Ich lerne dadurch die Insel sehr genau kennen, und doch kommt es mir vor, als entdecke ich täglich neue Gegenden. Dabei auch noch auf den Poki tane zu achten, strengt ziemlich an. Abends bin ich daher oft so müde, dass ich schnell eingeschlafen bin.
Bei diesen Exkursionen ist immer ein anderer der fremden Männer dabei. Ich erinnere mich, dass der hellhäutige Mann, der tatsächlich oft im Haus des Kahuna zu Besuch ist, mir einmal gesagt hat, ich solle mir die Männer anschauen und genau beobachten, um mir meinen späteren Herrn daraus aussuchen zu können – einen, zu dem ich Zutrauen fassen, in den ich mich vielleicht verlieben könnte.
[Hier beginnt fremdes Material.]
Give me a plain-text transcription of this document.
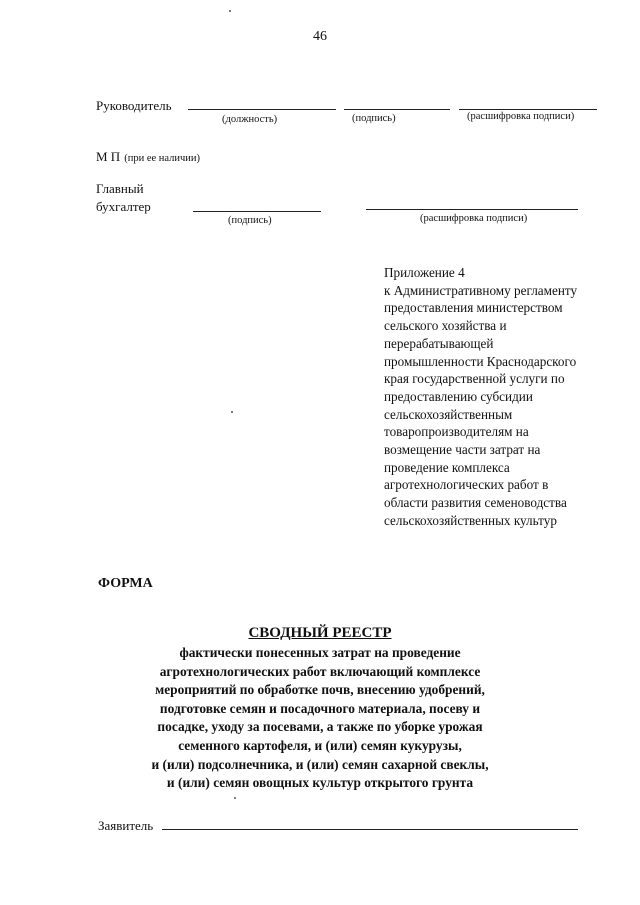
46
Руководитель
(должность)	(подпись)	(расшифровка подписи)
М П (при ее наличии)
Главный
бухгалтер
(подпись)	(расшифровка подписи)
Приложение 4
к Административному регламенту
предоставления министерством
сельского хозяйства и
перерабатывающей
промышленности Краснодарского
края государственной услуги по
предоставлению субсидии
сельскохозяйственным
товаропроизводителям на
возмещение части затрат на
проведение комплекса
агротехнологических работ в
области развития семеноводства
сельскохозяйственных культур
ФОРМА
СВОДНЫЙ РЕЕСТР
фактически понесенных затрат на проведение
агротехнологических работ включающий комплексе
мероприятий по обработке почв, внесению удобрений,
подготовке семян и посадочного материала, посеву и
посадке, уходу за посевами, а также по уборке урожая
семенного картофеля, и (или) семян кукурузы,
и (или) подсолнечника, и (или) семян сахарной свеклы,
и (или) семян овощных культур открытого грунта
Заявитель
Dabei fasse ich manchmal auch den Mut, diesen oder jenen Mann zu necken.
Einem jüngeren Mann mit martialisch aussehender Tätowierung ramme ich dabei so überraschend meine Schulter in seine Kniekehle, dass er umstürzt. Von der Wirkung meines Tuns bin ich selbst so erschrocken, dass ich ihn erst mit aufgerissenen anstarre.
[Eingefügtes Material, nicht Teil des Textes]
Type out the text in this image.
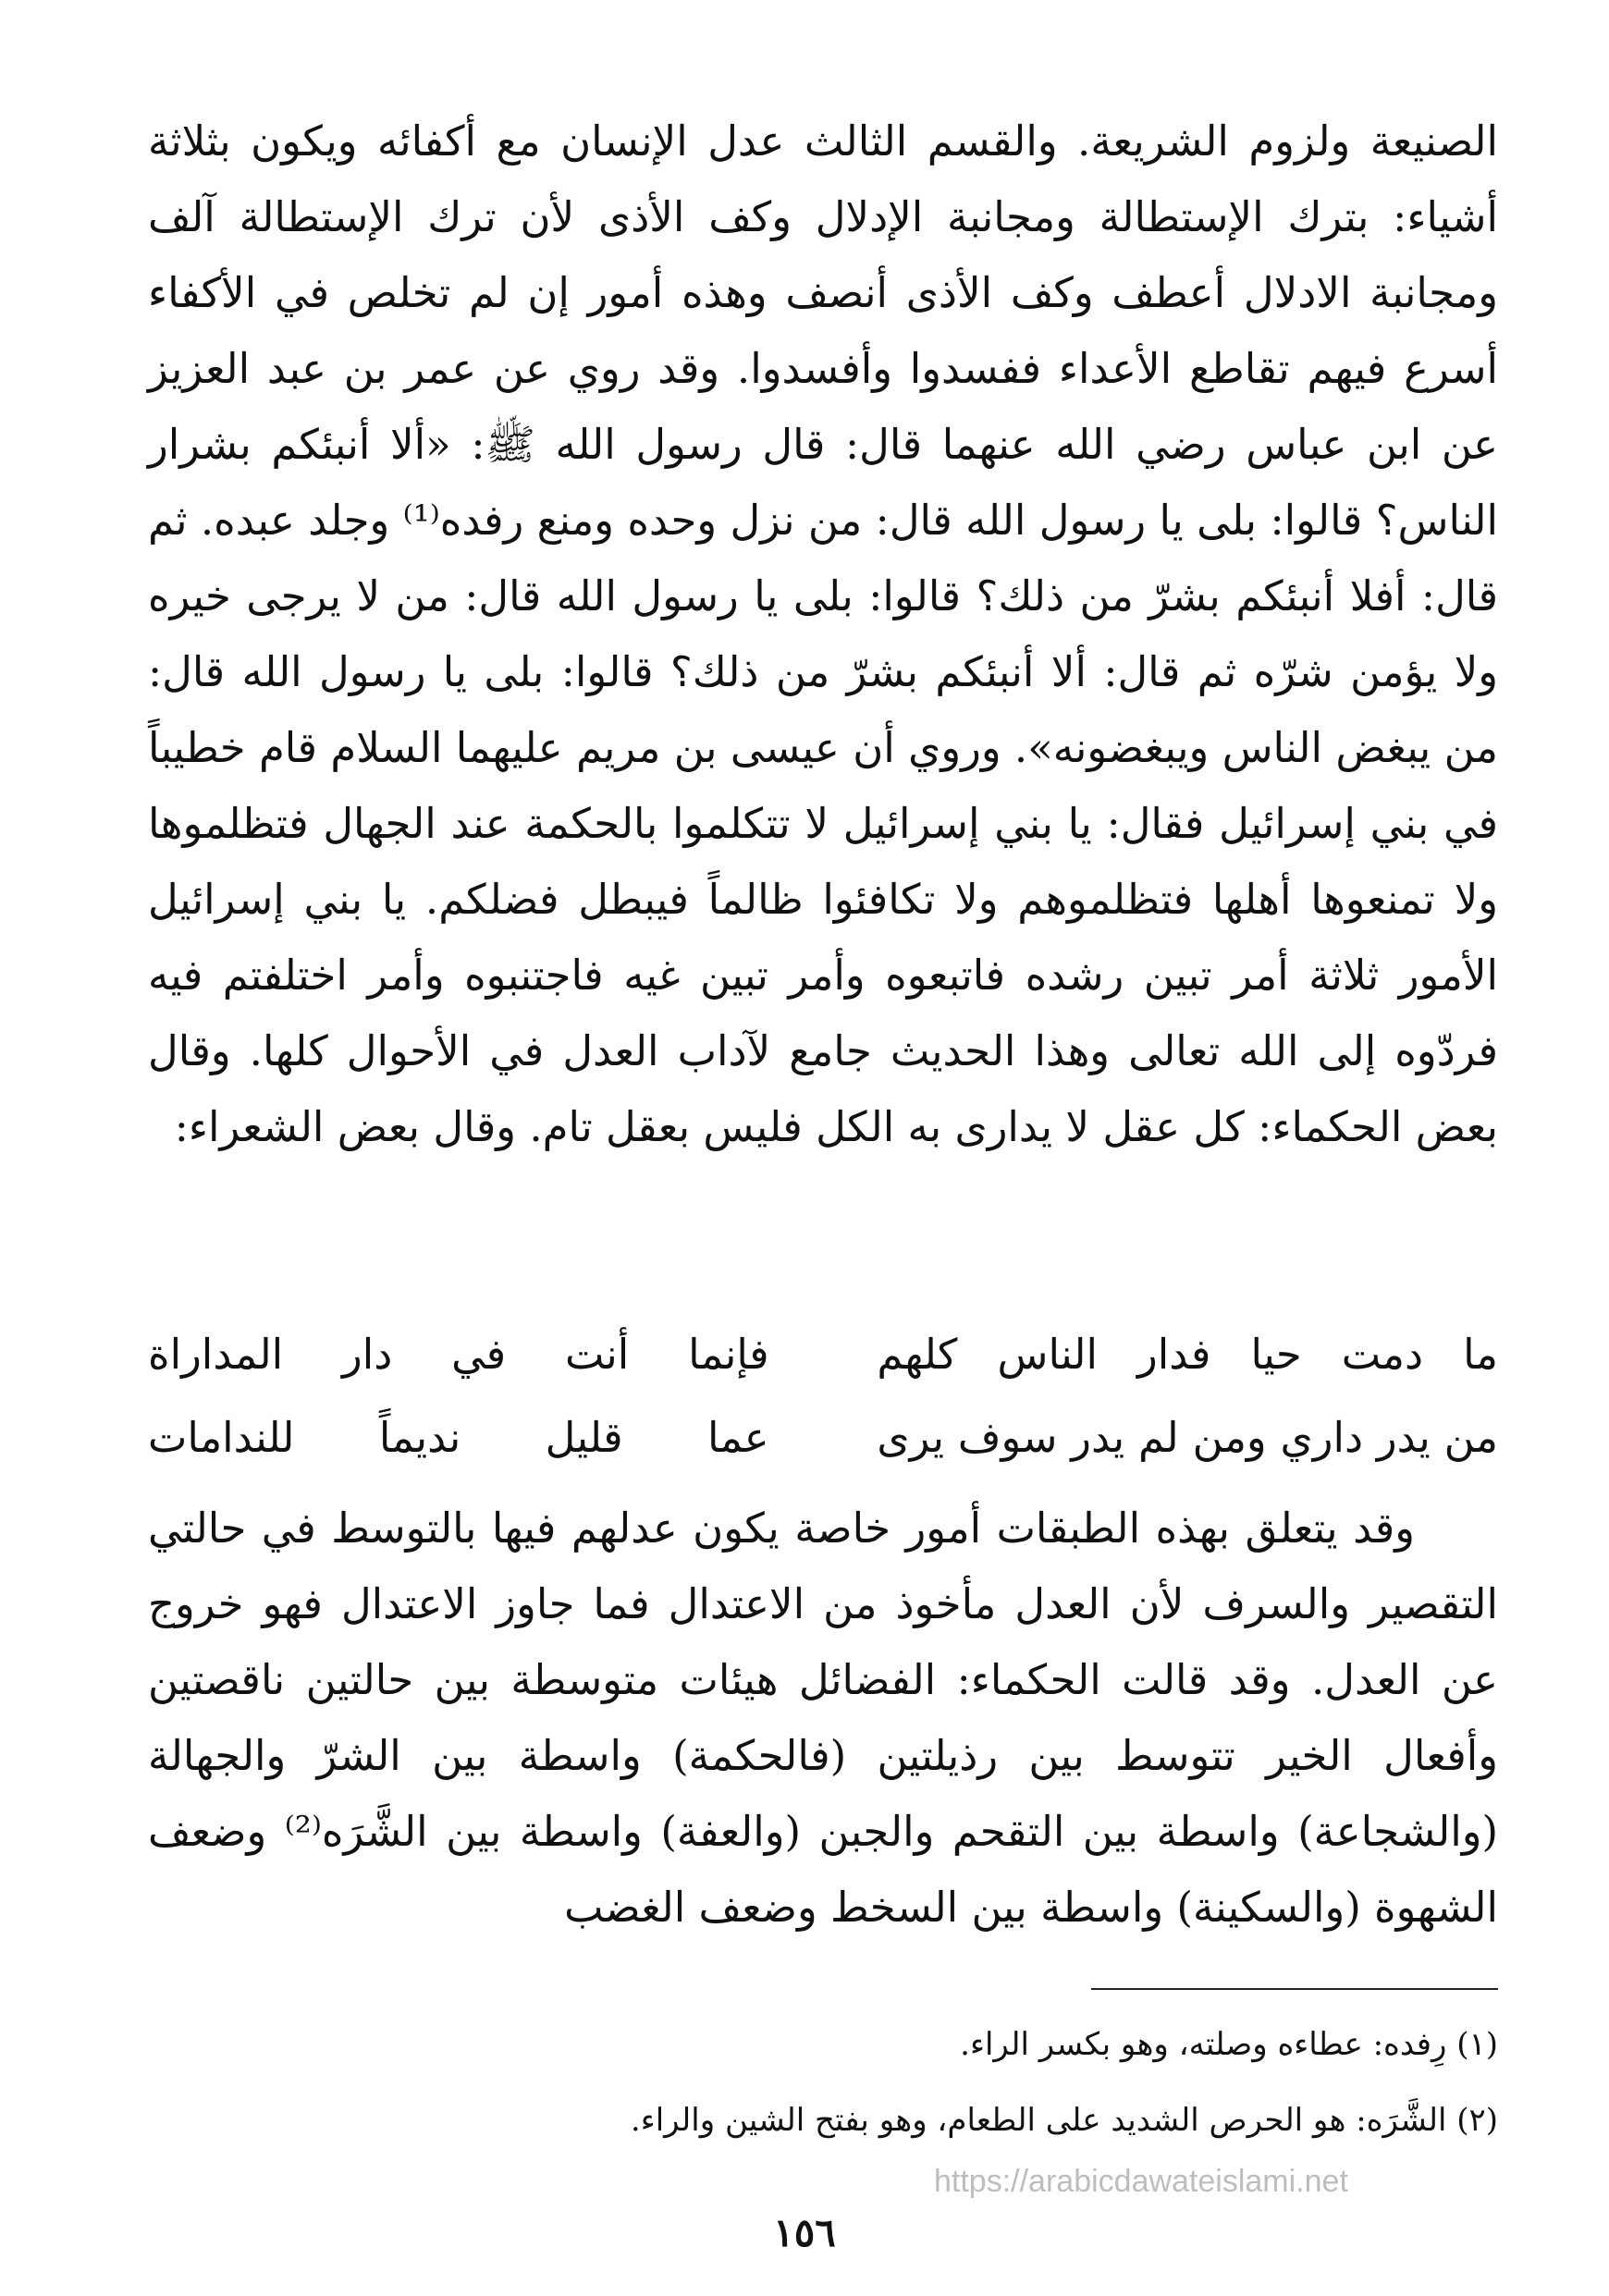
الصنيعة ولزوم الشريعة. والقسم الثالث عدل الإنسان مع أكفائه ويكون بثلاثة أشياء: بترك الإستطالة ومجانبة الإدلال وكف الأذى لأن ترك الإستطالة آلف ومجانبة الادلال أعطف وكف الأذى أنصف وهذه أمور إن لم تخلص في الأكفاء أسرع فيهم تقاطع الأعداء ففسدوا وأفسدوا. وقد روي عن عمر بن عبد العزيز عن ابن عباس رضي الله عنهما قال: قال رسول الله ﷺ: «ألا أنبئكم بشرار الناس؟ قالوا: بلى يا رسول الله قال: من نزل وحده ومنع رفده⁽¹⁾ وجلد عبده. ثم قال: أفلا أنبئكم بشرّ من ذلك؟ قالوا: بلى يا رسول الله قال: من لا يرجى خيره ولا يؤمن شرّه ثم قال: ألا أنبئكم بشرّ من ذلك؟ قالوا: بلى يا رسول الله قال: من يبغض الناس ويبغضونه». وروي أن عيسى بن مريم عليهما السلام قام خطيباً في بني إسرائيل فقال: يا بني إسرائيل لا تتكلموا بالحكمة عند الجهال فتظلموها ولا تمنعوها أهلها فتظلموهم ولا تكافئوا ظالماً فيبطل فضلكم. يا بني إسرائيل الأمور ثلاثة أمر تبين رشده فاتبعوه وأمر تبين غيه فاجتنبوه وأمر اختلفتم فيه فردّوه إلى الله تعالى وهذا الحديث جامع لآداب العدل في الأحوال كلها. وقال بعض الحكماء: كل عقل لا يدارى به الكل فليس بعقل تام. وقال بعض الشعراء:

ما دمت حيا فدار الناس كلهم
فإنما أنت في دار المداراة
من يدر داري ومن لم يدر سوف يرى
عما قليل نديماً للندامات

وقد يتعلق بهذه الطبقات أمور خاصة يكون عدلهم فيها بالتوسط في حالتي التقصير والسرف لأن العدل مأخوذ من الاعتدال فما جاوز الاعتدال فهو خروج عن العدل. وقد قالت الحكماء: الفضائل هيئات متوسطة بين حالتين ناقصتين وأفعال الخير تتوسط بين رذيلتين (فالحكمة) واسطة بين الشرّ والجهالة (والشجاعة) واسطة بين التقحم والجبن (والعفة) واسطة بين الشَّرَه⁽²⁾ وضعف الشهوة (والسكينة) واسطة بين السخط وضعف الغضب

(١) رِفده: عطاءه وصلته، وهو بكسر الراء.

(٢) الشَّرَه: هو الحرص الشديد على الطعام، وهو بفتح الشين والراء.

https://arabicdawateislami.net
١٥٦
Er hat sich als Erster wieder gefangen und rappelt sich lachend auf. Dass er es mir nicht übel zu nehmen scheint, weckt mich aus der Starre und ich gehe nahe an ihn heran, als er noch auf dem Waldboden sitzt. Ich beginne nun seine Brust abzulecken. Zuerst schiebt er mich schwach weg, dann lässt er es geschehen, bis der Poki tane mich mit einem Kommando zu sich ruft. Nun rappelt sich der junge Mann vollends auf und der Poki tane übernimmt wieder die Führung. Den Rest des Weges suche ich des Öfteren die Nähe des jungen Mannes in unserer Begleitung und reibe ab und zu meine Wange oder meine Schulter an seinem Bein, was dieser mit Streicheln quittiert.